CEO Martin Sullivan stepped down Sunday from his post, as expected, after growing discontent among the board and shareholders with his management of the insurance giant.
Sullivan had come under intense criticism since AIG recently announced billions of dollars in writedowns from losses after Sullivan and the company assured investors the writedowns would be minimal.
The insurer"s stock , a component of the Dow industrials, was up over 1.2%. As of Friday"s closing price of $34.18, the shares had dropped 26% since the end of April and 41% since the end of 2007.
Lehman Bros. Analyst Jay Gelb said the management change "is a step in the right direction to repair AIG"s damaged credibility with investors and the market was braced for this development." However, Gelb said he expects few "quick fixes" for AIG's problems.
He said the biggest questions facing Willumstad are should AIG be broken up, how will investor confidence be restored, will AIG need to raise more capital and will other management changes be needed. Gelb maintained his equal weight rating and $45 stock price target.

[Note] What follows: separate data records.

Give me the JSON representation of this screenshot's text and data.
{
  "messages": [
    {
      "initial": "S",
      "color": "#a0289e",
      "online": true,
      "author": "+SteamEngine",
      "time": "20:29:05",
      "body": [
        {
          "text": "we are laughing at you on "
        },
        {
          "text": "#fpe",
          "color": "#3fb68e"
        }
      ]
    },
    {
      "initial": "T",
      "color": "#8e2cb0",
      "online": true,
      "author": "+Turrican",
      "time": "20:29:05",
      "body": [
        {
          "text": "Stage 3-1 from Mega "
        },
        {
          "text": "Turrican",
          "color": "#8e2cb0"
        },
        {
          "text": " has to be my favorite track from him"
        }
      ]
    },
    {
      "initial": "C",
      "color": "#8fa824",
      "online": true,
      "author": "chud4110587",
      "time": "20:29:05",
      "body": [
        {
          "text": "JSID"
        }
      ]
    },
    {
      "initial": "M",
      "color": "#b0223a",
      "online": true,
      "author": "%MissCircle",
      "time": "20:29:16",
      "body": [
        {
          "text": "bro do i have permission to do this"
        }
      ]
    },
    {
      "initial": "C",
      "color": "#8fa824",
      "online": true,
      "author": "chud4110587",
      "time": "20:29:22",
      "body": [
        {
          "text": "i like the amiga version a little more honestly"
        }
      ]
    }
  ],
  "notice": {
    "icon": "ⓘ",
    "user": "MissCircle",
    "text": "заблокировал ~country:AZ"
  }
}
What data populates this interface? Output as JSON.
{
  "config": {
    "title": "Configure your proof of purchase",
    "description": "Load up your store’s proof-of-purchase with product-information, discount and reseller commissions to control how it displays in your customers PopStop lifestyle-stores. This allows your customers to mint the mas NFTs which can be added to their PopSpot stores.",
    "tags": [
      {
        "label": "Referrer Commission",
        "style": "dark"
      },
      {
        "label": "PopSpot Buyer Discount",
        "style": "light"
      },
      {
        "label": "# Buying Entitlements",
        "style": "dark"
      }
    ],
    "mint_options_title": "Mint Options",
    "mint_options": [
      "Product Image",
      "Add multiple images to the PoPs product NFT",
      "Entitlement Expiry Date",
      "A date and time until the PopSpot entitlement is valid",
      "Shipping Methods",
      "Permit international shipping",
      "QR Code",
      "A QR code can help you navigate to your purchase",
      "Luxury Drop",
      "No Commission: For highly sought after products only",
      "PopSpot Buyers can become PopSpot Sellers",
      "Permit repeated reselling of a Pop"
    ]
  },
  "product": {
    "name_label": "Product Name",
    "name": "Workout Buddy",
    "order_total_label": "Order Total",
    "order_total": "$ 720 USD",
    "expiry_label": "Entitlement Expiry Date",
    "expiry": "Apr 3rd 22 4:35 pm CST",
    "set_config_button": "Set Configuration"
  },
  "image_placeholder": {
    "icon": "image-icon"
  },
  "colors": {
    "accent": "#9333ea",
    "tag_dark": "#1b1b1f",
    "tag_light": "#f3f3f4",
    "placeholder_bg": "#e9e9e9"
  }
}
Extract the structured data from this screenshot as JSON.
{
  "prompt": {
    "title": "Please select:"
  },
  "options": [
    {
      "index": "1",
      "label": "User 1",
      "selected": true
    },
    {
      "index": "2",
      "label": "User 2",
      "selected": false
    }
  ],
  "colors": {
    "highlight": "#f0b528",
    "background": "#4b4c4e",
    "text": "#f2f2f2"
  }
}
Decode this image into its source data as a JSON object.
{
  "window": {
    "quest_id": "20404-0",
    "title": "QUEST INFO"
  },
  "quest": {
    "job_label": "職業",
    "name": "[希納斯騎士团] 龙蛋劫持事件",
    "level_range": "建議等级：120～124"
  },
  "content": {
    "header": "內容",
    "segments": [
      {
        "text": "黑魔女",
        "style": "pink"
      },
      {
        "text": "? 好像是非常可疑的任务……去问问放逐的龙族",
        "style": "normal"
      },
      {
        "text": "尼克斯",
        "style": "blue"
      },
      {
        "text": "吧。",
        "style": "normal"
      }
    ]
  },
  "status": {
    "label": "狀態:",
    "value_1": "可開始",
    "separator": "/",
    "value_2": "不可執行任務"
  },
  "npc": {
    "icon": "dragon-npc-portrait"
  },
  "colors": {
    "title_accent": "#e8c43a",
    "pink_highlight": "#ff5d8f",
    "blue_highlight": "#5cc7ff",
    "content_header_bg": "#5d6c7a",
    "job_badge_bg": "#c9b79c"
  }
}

Stifel Nicolaus Analyst Michael Paisan said he thinks the change in leadership could have a "positive immediate impact" on the share price, since the way AIG handled the current crisis has been "lackluster and disappointing in many cases."
For the longer term, Paisan thinks Willumstad is one of the few people who he believes has the "experience, resolve and leadership ability to lead AIG and ultimately restore confidence of investors and employees." Paisan retained his hold rating on the stock.
Banc of America Analyst Alain Karaoglan kept his rating at neutral and price target at $48, saying it will take time for the new CEO to understand and untangle AIG, since he is "almost and outsider."
Karaoglan feels there could be uncertainty for investors in the near term, given the potential for additional capital raising and writedowns.